One topic that’s expected to be on the forefront is how Hurricane Michael will impact the future of Georgia agriculture. The storm devastated south Georgia agriculture on Oct. 10, 2018, causing more than $2.5 billion in crop losses. Since the hurricane moved through Georgia during harvest season, multiple crops were at extreme risk for damage.
“The impact from Hurricane Michael will undoubtedly be a hot topic because it impacted a number of commodities in the state with potential global implications,” Wolfe said.

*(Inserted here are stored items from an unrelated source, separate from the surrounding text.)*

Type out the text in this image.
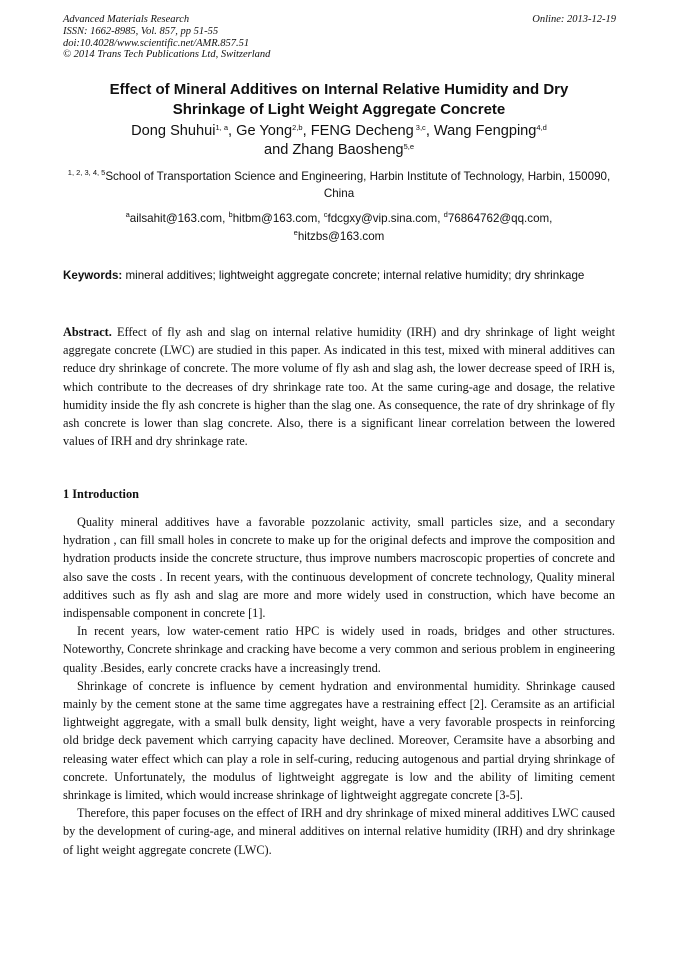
Advanced Materials Research
ISSN: 1662-8985, Vol. 857, pp 51-55
doi:10.4028/www.scientific.net/AMR.857.51
© 2014 Trans Tech Publications Ltd, Switzerland
Online: 2013-12-19
Effect of Mineral Additives on Internal Relative Humidity and Dry
Shrinkage of Light Weight Aggregate Concrete
Dong Shuhui$^{1, a}$, Ge Yong$^{2,b}$, FENG Decheng $^{3,c}$, Wang Fengping$^{4,d}$
and Zhang Baosheng$^{5,e}$
$^{1, 2, 3, 4, 5}$School of Transportation Science and Engineering, Harbin Institute of Technology, Harbin, 150090, China
$^a$ailsahit@163.com, $^b$hitbm@163.com, $^c$fdcgxy@vip.sina.com, $^d$76864762@qq.com,
$^e$hitzbs@163.com
Keywords: mineral additives; lightweight aggregate concrete; internal relative humidity; dry shrinkage
Abstract. Effect of fly ash and slag on internal relative humidity (IRH) and dry shrinkage of light weight aggregate concrete (LWC) are studied in this paper. As indicated in this test, mixed with mineral additives can reduce dry shrinkage of concrete. The more volume of fly ash and slag ash, the lower decrease speed of IRH is, which contribute to the decreases of dry shrinkage rate too. At the same curing-age and dosage, the relative humidity inside the fly ash concrete is higher than the slag one. As consequence, the rate of dry shrinkage of fly ash concrete is lower than slag concrete. Also, there is a significant linear correlation between the lowered values of IRH and dry shrinkage rate.
1 Introduction

Quality mineral additives have a favorable pozzolanic activity, small particles size, and a secondary hydration , can fill small holes in concrete to make up for the original defects and improve the composition and hydration products inside the concrete structure, thus improve numbers macroscopic properties of concrete and also save the costs . In recent years, with the continuous development of concrete technology, Quality mineral additives such as fly ash and slag are more and more widely used in construction, which have become an indispensable component in concrete [1].

In recent years, low water-cement ratio HPC is widely used in roads, bridges and other structures. Noteworthy, Concrete shrinkage and cracking have become a very common and serious problem in engineering quality .Besides, early concrete cracks have a increasingly trend.

Shrinkage of concrete is influence by cement hydration and environmental humidity. Shrinkage caused mainly by the cement stone at the same time aggregates have a restraining effect [2]. Ceramsite as an artificial lightweight aggregate, with a small bulk density, light weight, have a very favorable prospects in reinforcing old bridge deck pavement which carrying capacity have declined. Moreover, Ceramsite have a absorbing and releasing water effect which can play a role in self-curing, reducing autogenous and partial drying shrinkage of concrete. Unfortunately, the modulus of lightweight aggregate is low and the ability of limiting cement shrinkage is limited, which would increase shrinkage of lightweight aggregate concrete [3-5].

Therefore, this paper focuses on the effect of IRH and dry shrinkage of mixed mineral additives LWC caused by the development of curing-age, and mineral additives on internal relative humidity (IRH) and dry shrinkage of light weight aggregate concrete (LWC).
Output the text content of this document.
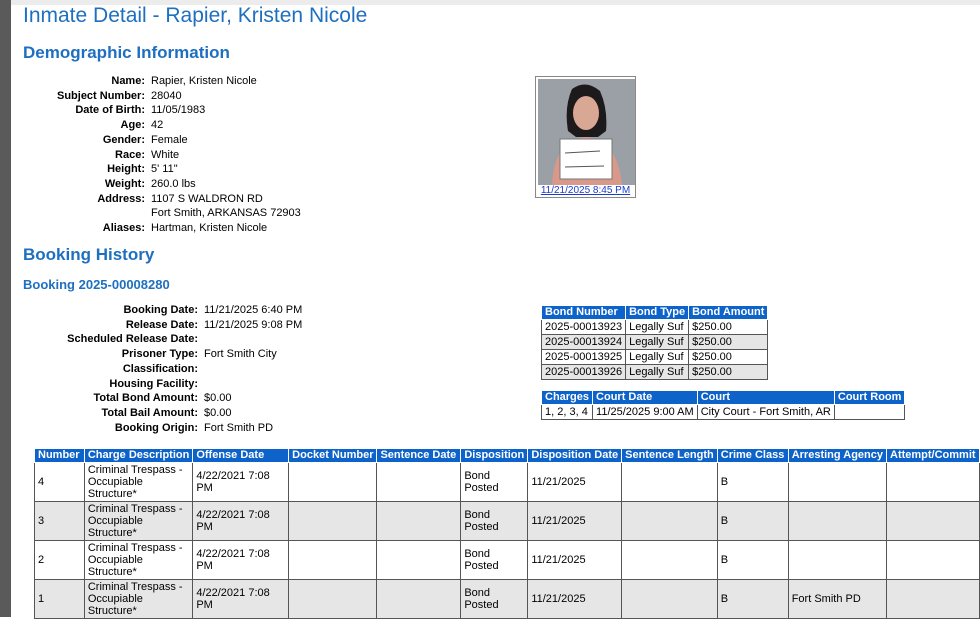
Inmate Detail - Rapier, Kristen Nicole
Demographic Information
Name: Rapier, Kristen Nicole
Subject Number: 28040
Date of Birth: 11/05/1983
Age: 42
Gender: Female
Race: White
Height: 5' 11"
Weight: 260.0 lbs
Address: 1107 S WALDRON RD
Fort Smith, ARKANSAS 72903
Aliases: Hartman, Kristen Nicole
11/21/2025 8:45 PM
Booking History
Booking 2025-00008280
Booking Date: 11/21/2025 6:40 PM
Release Date: 11/21/2025 9:08 PM
Scheduled Release Date:
Prisoner Type: Fort Smith City
Classification:
Housing Facility:
Total Bond Amount: $0.00
Total Bail Amount: $0.00
Booking Origin: Fort Smith PD
Bond Number	Bond Type	Bond Amount
2025-00013923	Legally Suf	$250.00
2025-00013924	Legally Suf	$250.00
2025-00013925	Legally Suf	$250.00
2025-00013926	Legally Suf	$250.00
Charges	Court Date	Court	Court Room
1, 2, 3, 4	11/25/2025 9:00 AM	City Court - Fort Smith, AR	
Number	Charge Description	Offense Date	Docket Number	Sentence Date	Disposition	Disposition Date	Sentence Length	Crime Class	Arresting Agency	Attempt/Commit
4	Criminal Trespass - Occupiable Structure*	4/22/2021 7:08 PM			Bond Posted	11/21/2025		B		
3	Criminal Trespass - Occupiable Structure*	4/22/2021 7:08 PM			Bond Posted	11/21/2025		B		
2	Criminal Trespass - Occupiable Structure*	4/22/2021 7:08 PM			Bond Posted	11/21/2025		B		
1	Criminal Trespass - Occupiable Structure*	4/22/2021 7:08 PM			Bond Posted	11/21/2025		B	Fort Smith PD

Georgia’s cotton crop sustained between $550 and $600 million in losses, classified as immediate damage to commodities grown by Georgia producers. Pecans suffered $100 million in losses to its crop along with $260 million in losses to trees and $200 million in losses to future income. Other crop damages include $763 million in losses to timber, $20 million in losses to poultry houses, and $480 million in losses to vegetables.
The 2019 Georgia Ag Forecast series will be held:
Tuesday, Jan. 22: Macon, Georgia — Georgia Farm Bureau Building
Wednesday, Jan. 23: Carrollton, Georgia — Carroll County Ag Center
Friday, Jan. 25: Watkinsville, Georgia — Oconee County Civic Center
Tuesday, Jan. 29: Lyons, Georgia — Toombs County Agri-Center
Thursday, Jan. 31: Bainbridge, Georgia — Decatur County Agricultural Center
Friday, Feb. 1: Tifton, Georgia — Tifton Campus Conference Center
The Tifton seminar will begin at 7:30 a.m. with a breakfast buffet. All of the other seminars will begin at 10 a.m. and will be followed by a networking lunch.
The Georgia Ag Forecast seminar series is presented by UGA CAES and the Georgia Department of Agriculture.